From Apprentice to Restaurant Ownership.

Colorado Mountain College’s Culinary Arts Institute has a strong track record of graduating accomplished chefs who go out into the world to make their mark. The combination of affordable classroom instruction and a traditional American Culinary Federation Education Foundation apprenticeship program at Keystone Ski Resort in Colorado’s Rocky Mountains simply can’t be beat.

A shining example of the program’s success is chef Brian Baker, who graduated from the apprenticeship program in 2000. Baker was executive chef at Ski Tip Lodge, which earlier this year was named the No. 6 best restaurant in the country by OpenTable. In 2007, he cooked at the James Beard House, alongside five other Colorado Mountain College alumni. And he opened his own restaurant, Watershed Café in Leavenworth, Washington, this summer.

For Baker it was “pretty spectacular” to get the nod from OpenTable. “This year, being named sixth best restaurant in the country goes to show that consistency in product and a quality staff in the front and the back of the house – the majority of whom come from Colorado Mountain College’s culinary program – makes a real difference,” he says.

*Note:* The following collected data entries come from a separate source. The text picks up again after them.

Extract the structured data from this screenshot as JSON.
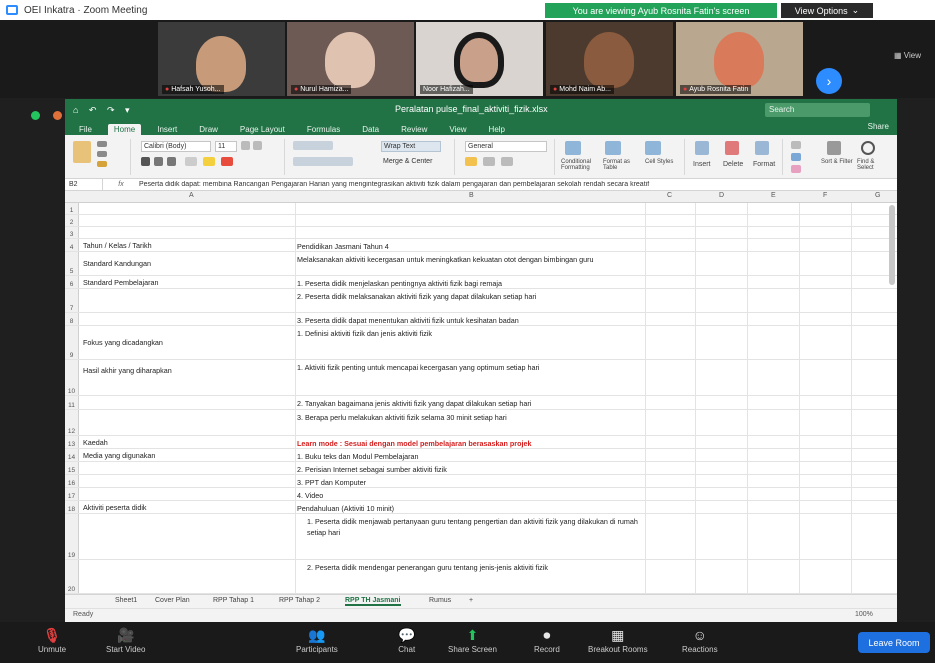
{
  "window": {
    "title": "OEI Inkatra · Zoom Meeting"
  },
  "share_banner": "You are viewing Ayub Rosnita Fatin's screen",
  "view_options": "View Options",
  "view_options_arrow": "⌄",
  "gallery": {
    "participants": [
      {
        "name": "Hafsah Yusoh..."
      },
      {
        "name": "Nurul Hamiza..."
      },
      {
        "name": "Noor Hafizah..."
      },
      {
        "name": "Mohd Naim Ab..."
      },
      {
        "name": "Ayub Rosnita Fatin"
      }
    ],
    "next": "›",
    "view_label": "▦ View"
  },
  "excel": {
    "quick_access": "⌂ ↶ ↷ ▾",
    "doc_title": "Peralatan pulse_final_aktiviti_fizik.xlsx",
    "search": "Search",
    "tabs": [
      "File",
      "Home",
      "Insert",
      "Draw",
      "Page Layout",
      "Formulas",
      "Data",
      "Review",
      "View",
      "Help"
    ],
    "active_tab": "Home",
    "share": "Share",
    "ribbon": {
      "font_name": "Calibri (Body)",
      "font_size": "11",
      "wrap": "Wrap Text",
      "merge": "Merge & Center",
      "number_format": "General",
      "conditional": "Conditional Formatting",
      "format_table": "Format as Table",
      "cell_styles": "Cell Styles",
      "insert": "Insert",
      "delete": "Delete",
      "format": "Format",
      "sort": "Sort & Filter",
      "find": "Find & Select"
    },
    "name_box": "B2",
    "formula_fx": "fx",
    "formula_text": "Peserta didik dapat: membina Rancangan Pengajaran Harian yang mengintegrasikan aktiviti fizik dalam pengajaran dan pembelajaran sekolah rendah secara kreatif",
    "columns": [
      "A",
      "B",
      "C",
      "D",
      "E",
      "F",
      "G"
    ],
    "rows": [
      {
        "n": "1",
        "a": "",
        "b": ""
      },
      {
        "n": "2",
        "a": "",
        "b": ""
      },
      {
        "n": "3",
        "a": "",
        "b": ""
      },
      {
        "n": "4",
        "a": "Tahun / Kelas / Tarikh",
        "b": "Pendidikan Jasmani Tahun 4"
      },
      {
        "n": "5",
        "a": "Standard Kandungan",
        "b": "Melaksanakan aktiviti kecergasan untuk meningkatkan kekuatan otot dengan bimbingan guru"
      },
      {
        "n": "6",
        "a": "Standard Pembelajaran",
        "b": "1. Peserta didik menjelaskan pentingnya aktiviti fizik bagi remaja"
      },
      {
        "n": "7",
        "a": "",
        "b": "2. Peserta didik melaksanakan aktiviti fizik yang dapat dilakukan setiap hari"
      },
      {
        "n": "8",
        "a": "",
        "b": "3. Peserta didik dapat menentukan aktiviti fizik untuk kesihatan badan"
      },
      {
        "n": "9",
        "a": "Fokus yang dicadangkan",
        "b": "1. Definisi aktiviti fizik dan jenis aktiviti fizik"
      },
      {
        "n": "10",
        "a": "Hasil akhir yang diharapkan",
        "b": "1. Aktiviti fizik penting untuk mencapai kecergasan yang optimum setiap hari"
      },
      {
        "n": "11",
        "a": "",
        "b": "2. Tanyakan bagaimana jenis aktiviti fizik yang dapat dilakukan setiap hari"
      },
      {
        "n": "12",
        "a": "",
        "b": "3. Berapa perlu melakukan aktiviti fizik selama 30 minit setiap hari"
      },
      {
        "n": "13",
        "a": "Kaedah",
        "b": "Learn mode : Sesuai dengan model pembelajaran berasaskan projek"
      },
      {
        "n": "14",
        "a": "Media yang digunakan",
        "b": "1. Buku teks dan Modul Pembelajaran"
      },
      {
        "n": "15",
        "a": "",
        "b": "2. Perisian Internet sebagai sumber aktiviti fizik"
      },
      {
        "n": "16",
        "a": "",
        "b": "3. PPT dan Komputer"
      },
      {
        "n": "17",
        "a": "",
        "b": "4. Video"
      },
      {
        "n": "18",
        "a": "Aktiviti peserta didik",
        "b": "Pendahuluan (Aktiviti 10 minit)"
      },
      {
        "n": "19",
        "a": "",
        "b": "1. Peserta didik menjawab pertanyaan guru tentang pengertian dan aktiviti fizik yang dilakukan di rumah setiap hari"
      },
      {
        "n": "20",
        "a": "",
        "b": "2. Peserta didik mendengar penerangan guru tentang jenis-jenis aktiviti fizik"
      }
    ],
    "sheets": [
      "Sheet1",
      "Cover Plan",
      "RPP Tahap 1",
      "RPP Tahap 2",
      "RPP TH Jasmani",
      "Rumus",
      "+"
    ],
    "active_sheet": "RPP TH Jasmani",
    "status_left": "Ready",
    "status_right": "100%"
  },
  "toolbar": {
    "leave": "Leave Room",
    "items": [
      {
        "label": "Unmute",
        "icon": "mic-icon",
        "glyph": "🎙"
      },
      {
        "label": "Start Video",
        "icon": "video-icon",
        "glyph": "🎥"
      },
      {
        "label": "Participants",
        "icon": "participants-icon",
        "glyph": "👥"
      },
      {
        "label": "Chat",
        "icon": "chat-icon",
        "glyph": "💬"
      },
      {
        "label": "Share Screen",
        "icon": "share-icon",
        "glyph": "⬆"
      },
      {
        "label": "Record",
        "icon": "record-icon",
        "glyph": "⏺"
      },
      {
        "label": "Breakout Rooms",
        "icon": "breakout-icon",
        "glyph": "▦"
      },
      {
        "label": "Reactions",
        "icon": "reactions-icon",
        "glyph": "☺"
      }
    ]
  },
  "colors": {
    "excel_green": "#217346",
    "zoom_blue": "#2d8cff",
    "share_green": "#23a35a",
    "leave_blue": "#1e6fe0"
  }
}
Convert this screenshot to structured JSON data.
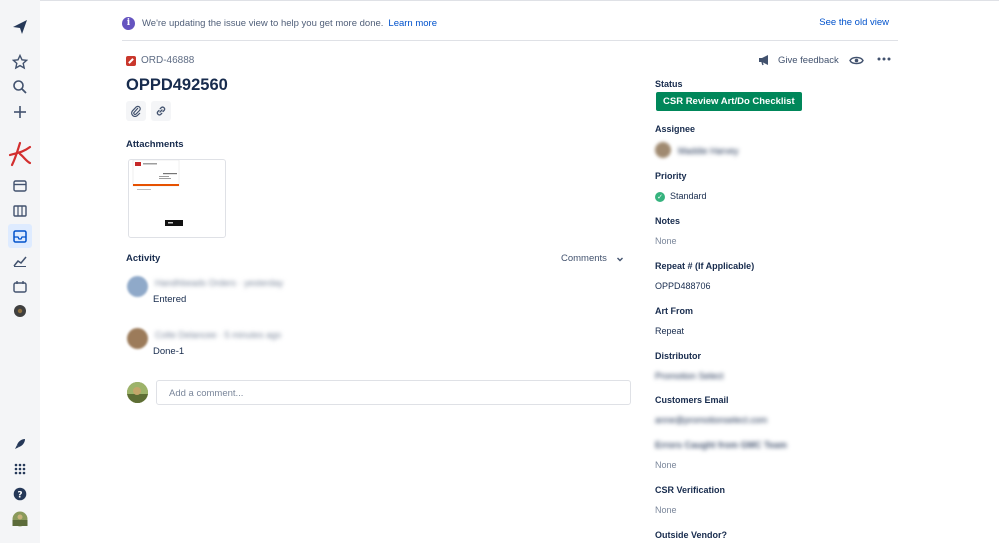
{
  "banner": {
    "message": "We're updating the issue view to help you get more done.",
    "learn_more": "Learn more",
    "old_view": "See the old view"
  },
  "issue": {
    "key": "ORD-46888",
    "title": "OPPD492560"
  },
  "attachments": {
    "label": "Attachments"
  },
  "activity": {
    "label": "Activity",
    "filter": "Comments",
    "items": [
      {
        "author": "Handhbeads Orders",
        "time": "yesterday",
        "text": "Entered"
      },
      {
        "author": "Colte Delancee",
        "time": "5 minutes ago",
        "text": "Done-1"
      }
    ],
    "comment_placeholder": "Add a comment..."
  },
  "header_actions": {
    "feedback": "Give feedback"
  },
  "fields": {
    "status_label": "Status",
    "status_value": "CSR Review Art/Do Checklist",
    "assignee_label": "Assignee",
    "assignee_value": "Maddie Harvey",
    "priority_label": "Priority",
    "priority_value": "Standard",
    "notes_label": "Notes",
    "notes_value": "None",
    "repeat_label": "Repeat # (If Applicable)",
    "repeat_value": "OPPD488706",
    "art_from_label": "Art From",
    "art_from_value": "Repeat",
    "distributor_label": "Distributor",
    "distributor_value": "Promotion Select",
    "customers_email_label": "Customers Email",
    "customers_email_value": "anne@promotionselect.com",
    "errors_label": "Errors Caught from GMC Team",
    "errors_value": "None",
    "csr_label": "CSR Verification",
    "csr_value": "None",
    "outside_vendor_label": "Outside Vendor?"
  },
  "colors": {
    "status": "#00875A",
    "accent": "#0052CC",
    "priority": "#36B37E"
  }
}
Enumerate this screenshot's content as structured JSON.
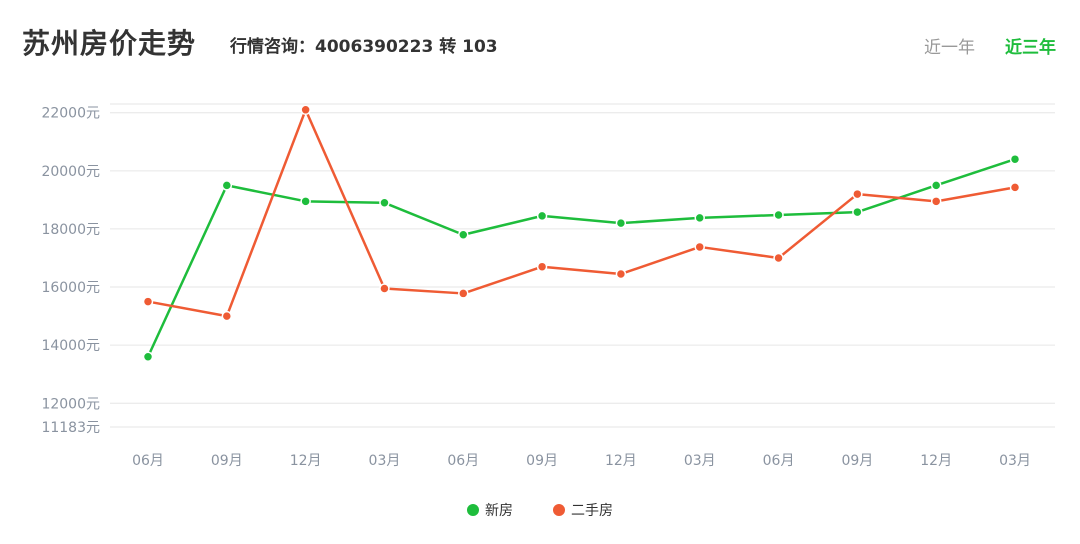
{
  "header": {
    "title": "苏州房价走势",
    "hotline": "行情咨询：4006390223 转 103",
    "range_tabs": [
      {
        "label": "近一年",
        "active": false
      },
      {
        "label": "近三年",
        "active": true
      }
    ]
  },
  "colors": {
    "new_house": "#1ebd3c",
    "second_hand": "#ef5b34",
    "active_tab": "#1ebd3c",
    "axis_text": "#8a93a0",
    "grid": "#e6e6e6"
  },
  "chart_data": {
    "type": "line",
    "title": "",
    "xlabel": "",
    "ylabel": "",
    "categories": [
      "06月",
      "09月",
      "12月",
      "03月",
      "06月",
      "09月",
      "12月",
      "03月",
      "06月",
      "09月",
      "12月",
      "03月"
    ],
    "series": [
      {
        "name": "新房",
        "color": "#1ebd3c",
        "values": [
          13600,
          19500,
          18950,
          18900,
          17800,
          18450,
          18200,
          18380,
          18480,
          18580,
          19500,
          20400
        ]
      },
      {
        "name": "二手房",
        "color": "#ef5b34",
        "values": [
          15500,
          15000,
          22100,
          15950,
          15780,
          16700,
          16450,
          17380,
          17000,
          19200,
          18950,
          19430
        ]
      }
    ],
    "ylim": [
      11183,
      22300
    ],
    "y_ticks": [
      {
        "value": 22000,
        "label": "22000元"
      },
      {
        "value": 20000,
        "label": "20000元"
      },
      {
        "value": 18000,
        "label": "18000元"
      },
      {
        "value": 16000,
        "label": "16000元"
      },
      {
        "value": 14000,
        "label": "14000元"
      },
      {
        "value": 12000,
        "label": "12000元"
      },
      {
        "value": 11183,
        "label": "11183元"
      }
    ],
    "grid": true,
    "legend_position": "bottom-center"
  }
}
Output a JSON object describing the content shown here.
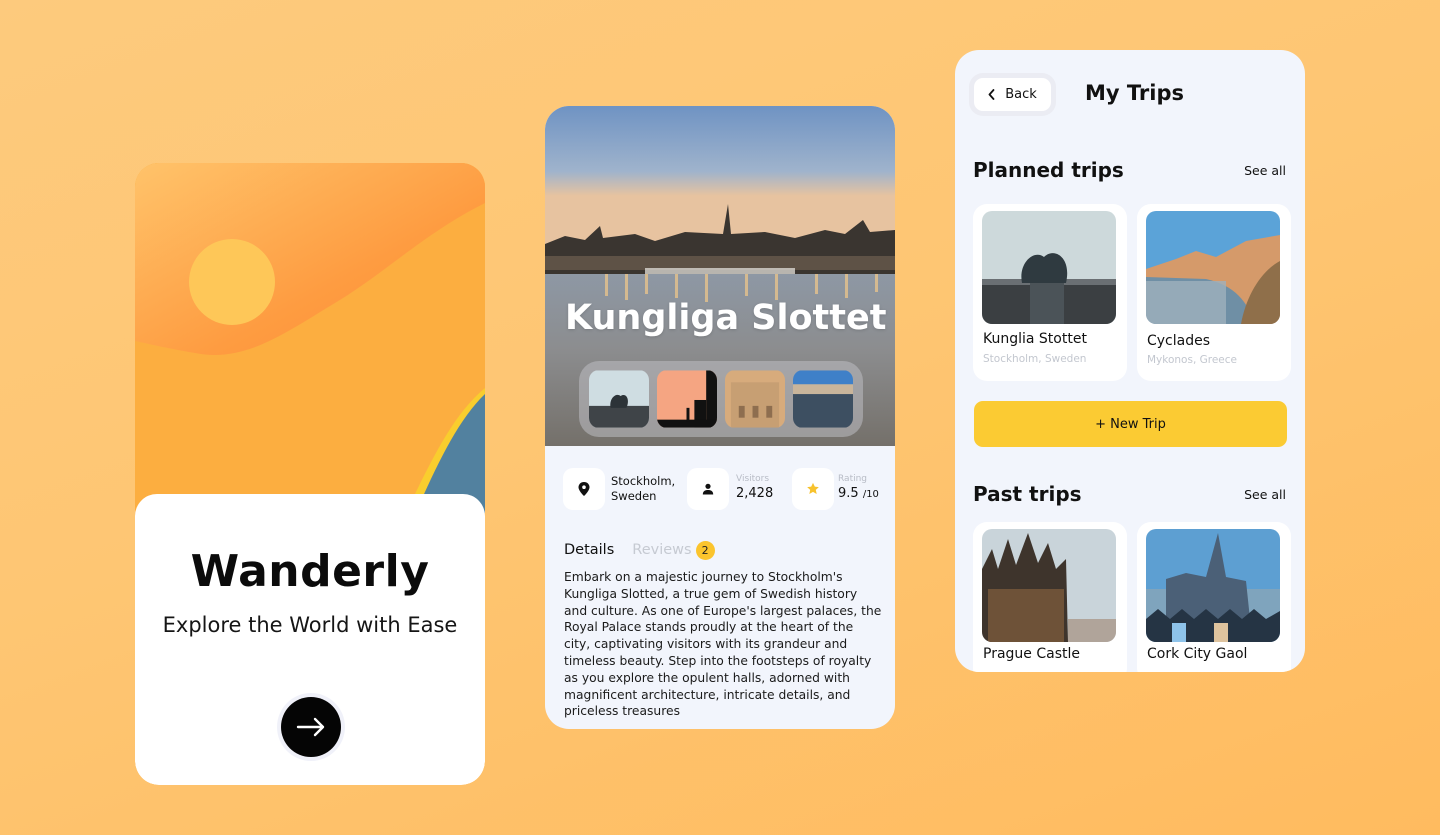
{
  "splash": {
    "brand": "Wanderly",
    "tagline": "Explore the World with Ease",
    "next_icon": "arrow-right-icon",
    "colors": {
      "sky": "#fcae40",
      "sun": "#fec758",
      "band": "#fd8c33",
      "hill": "#52819f",
      "hill_edge": "#f9cd2e"
    }
  },
  "detail": {
    "title": "Kungliga Slottet",
    "gallery": [
      "statue-photo",
      "sunset-silhouette-photo",
      "palace-facade-photo",
      "harbor-photo"
    ],
    "location": {
      "icon": "map-pin-icon",
      "line1": "Stockholm,",
      "line2": "Sweden"
    },
    "visitors": {
      "icon": "person-icon",
      "label": "Visitors",
      "value": "2,428"
    },
    "rating": {
      "icon": "star-icon",
      "label": "Rating",
      "value": "9.5",
      "unit": "/10"
    },
    "tabs": {
      "details": "Details",
      "reviews": "Reviews",
      "reviews_count": "2"
    },
    "description": "Embark on a majestic journey to Stockholm's Kungliga Slotted, a true gem of Swedish history and culture. As one of Europe's largest palaces, the Royal Palace stands proudly at the heart of the city, captivating visitors with its grandeur and timeless beauty. Step into the footsteps of royalty as you explore the opulent halls, adorned with magnificent architecture, intricate details, and priceless treasures"
  },
  "trips": {
    "back_label": "Back",
    "title": "My Trips",
    "planned": {
      "title": "Planned trips",
      "see_all": "See all",
      "items": [
        {
          "name": "Kunglia Stottet",
          "location": "Stockholm, Sweden"
        },
        {
          "name": "Cyclades",
          "location": "Mykonos, Greece"
        }
      ]
    },
    "new_trip_label": "+ New Trip",
    "past": {
      "title": "Past trips",
      "see_all": "See all",
      "items": [
        {
          "name": "Prague Castle"
        },
        {
          "name": "Cork City Gaol"
        }
      ]
    },
    "accent": "#fbcb33"
  }
}
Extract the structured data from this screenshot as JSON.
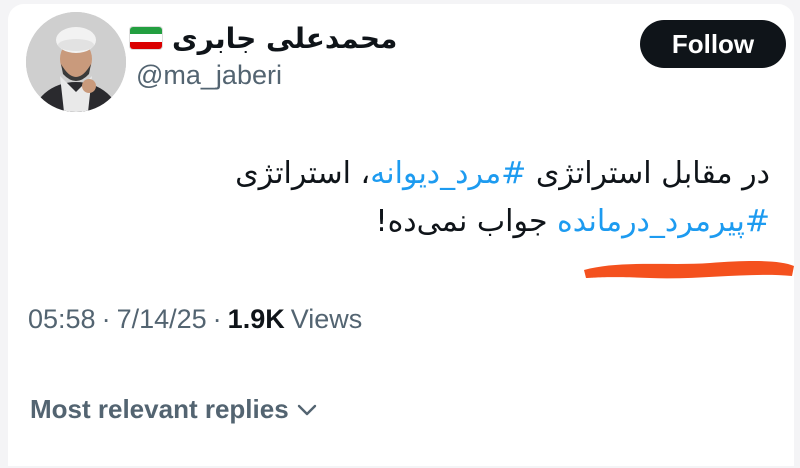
{
  "author": {
    "display_name": "محمدعلی جابری",
    "handle": "@ma_jaberi",
    "flag_icon": "iran-flag-icon",
    "avatar_icon": "avatar-photo"
  },
  "follow_button": {
    "label": "Follow"
  },
  "tweet": {
    "line1": {
      "t1": "در مقابل استراتژی ",
      "hashtag": "#مرد_دیوانه",
      "t2": "، استراتژی"
    },
    "line2": {
      "hashtag": "#پیرمرد_درمانده",
      "t1": " جواب نمی‌ده!"
    },
    "highlight_color": "#f4511e"
  },
  "meta": {
    "time": "05:58",
    "sep1": "·",
    "date": "7/14/25",
    "sep2": "·",
    "views_count": "1.9K",
    "views_label": "Views"
  },
  "replies": {
    "label": "Most relevant replies",
    "icon": "chevron-down-icon"
  },
  "colors": {
    "hashtag": "#1d9bf0",
    "secondary_text": "#536471",
    "follow_bg": "#0f1419"
  }
}
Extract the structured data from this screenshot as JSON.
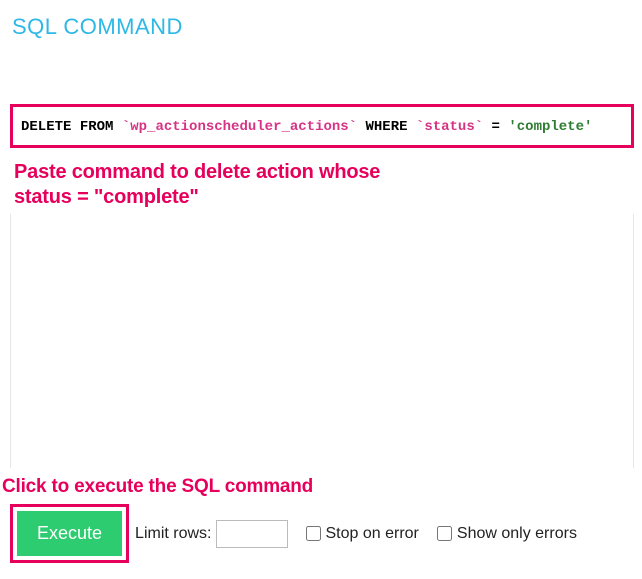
{
  "heading": "SQL COMMAND",
  "sql": {
    "kw_delete": "DELETE",
    "kw_from": "FROM",
    "table": "`wp_actionscheduler_actions`",
    "kw_where": "WHERE",
    "column": "`status`",
    "eq": "=",
    "value": "'complete'"
  },
  "annotations": {
    "paste": "Paste command to delete action whose\nstatus = \"complete\"",
    "execute": "Click to execute the SQL command"
  },
  "controls": {
    "execute_label": "Execute",
    "limit_label": "Limit rows:",
    "limit_value": "",
    "stop_on_error_label": "Stop on error",
    "show_only_errors_label": "Show only errors"
  }
}
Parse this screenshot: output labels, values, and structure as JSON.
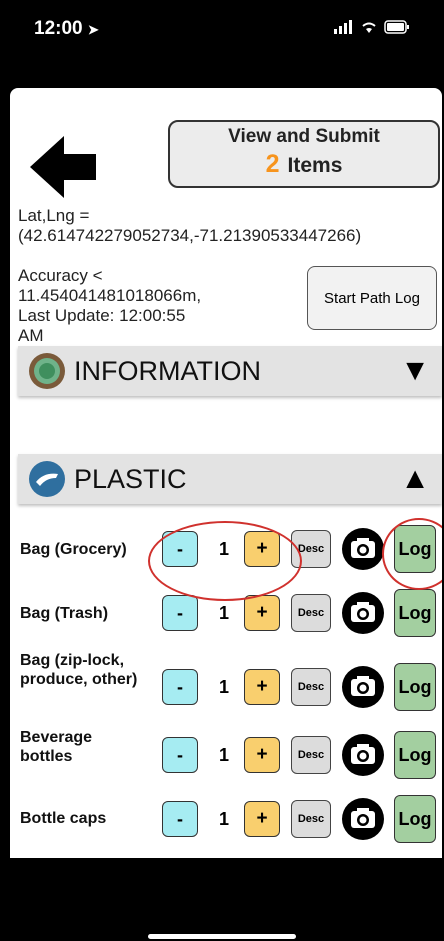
{
  "status": {
    "time": "12:00"
  },
  "header": {
    "submit_title": "View and Submit",
    "submit_count": "2",
    "submit_unit": "Items"
  },
  "location": {
    "latlng_label": "Lat,Lng =",
    "latlng_value": "(42.614742279052734,-71.21390533447266)",
    "accuracy_line1": "Accuracy <",
    "accuracy_line2": "11.454041481018066m,",
    "accuracy_line3": "Last Update: 12:00:55",
    "accuracy_line4": "AM",
    "start_path_label": "Start Path Log"
  },
  "sections": [
    {
      "label": "INFORMATION",
      "arrow": "▼"
    },
    {
      "label": "PLASTIC",
      "arrow": "▲"
    }
  ],
  "controls": {
    "minus": "-",
    "plus": "+",
    "desc": "Desc",
    "log": "Log"
  },
  "items": [
    {
      "label": "Bag (Grocery)",
      "qty": "1"
    },
    {
      "label": "Bag (Trash)",
      "qty": "1"
    },
    {
      "label": "Bag (zip-lock, produce, other)",
      "qty": "1"
    },
    {
      "label": "Beverage bottles",
      "qty": "1"
    },
    {
      "label": "Bottle caps",
      "qty": "1"
    }
  ],
  "colors": {
    "minus_bg": "#a6ecf2",
    "plus_bg": "#f9cf6e",
    "log_bg": "#a3cfa0",
    "count_accent": "#f7941d",
    "annotation": "#d0312d"
  },
  "icons": [
    "back-arrow-icon",
    "information-globe-icon",
    "plastic-hand-icon",
    "camera-icon",
    "signal-icon",
    "wifi-icon",
    "battery-icon",
    "location-arrow-icon"
  ]
}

Baker’s philosophy at Ski Tip was to put pride, passion, education and energy into everything that they do.  And that care showed.

“I have had the pleasure of watching Chef Baker grow and mature from a culinary student with a lot of raw talent to a refined technician who has elevated his restaurant into one of the best in the nation,” said Kevin Clarke, director of culinary education, Colorado Mountain College Culinary Institute. “He has always had a clear vision about the food he wants to serve his guests and he is uncompromising on his standards. He has created a path to success that many young culinarians often want to try to skip, but I feel it is a key to his success as it has allowed him to truly learn his craft.

Baker was a dedicated apprentice and a member of the student culinary team. His career took off when he  accepted a  sous chef position in one of Colorado Mountain College’s apprenticeship program’s fine-dining restaurants, where he moved into a chef de cuisine position and then quickly moved into the executive chef role. Baker continued to give back to program that helped him reach success by hosting an apprenticeship program at the Ski Tip Lodge where he pushed his apprentices to be the best that they can be every day.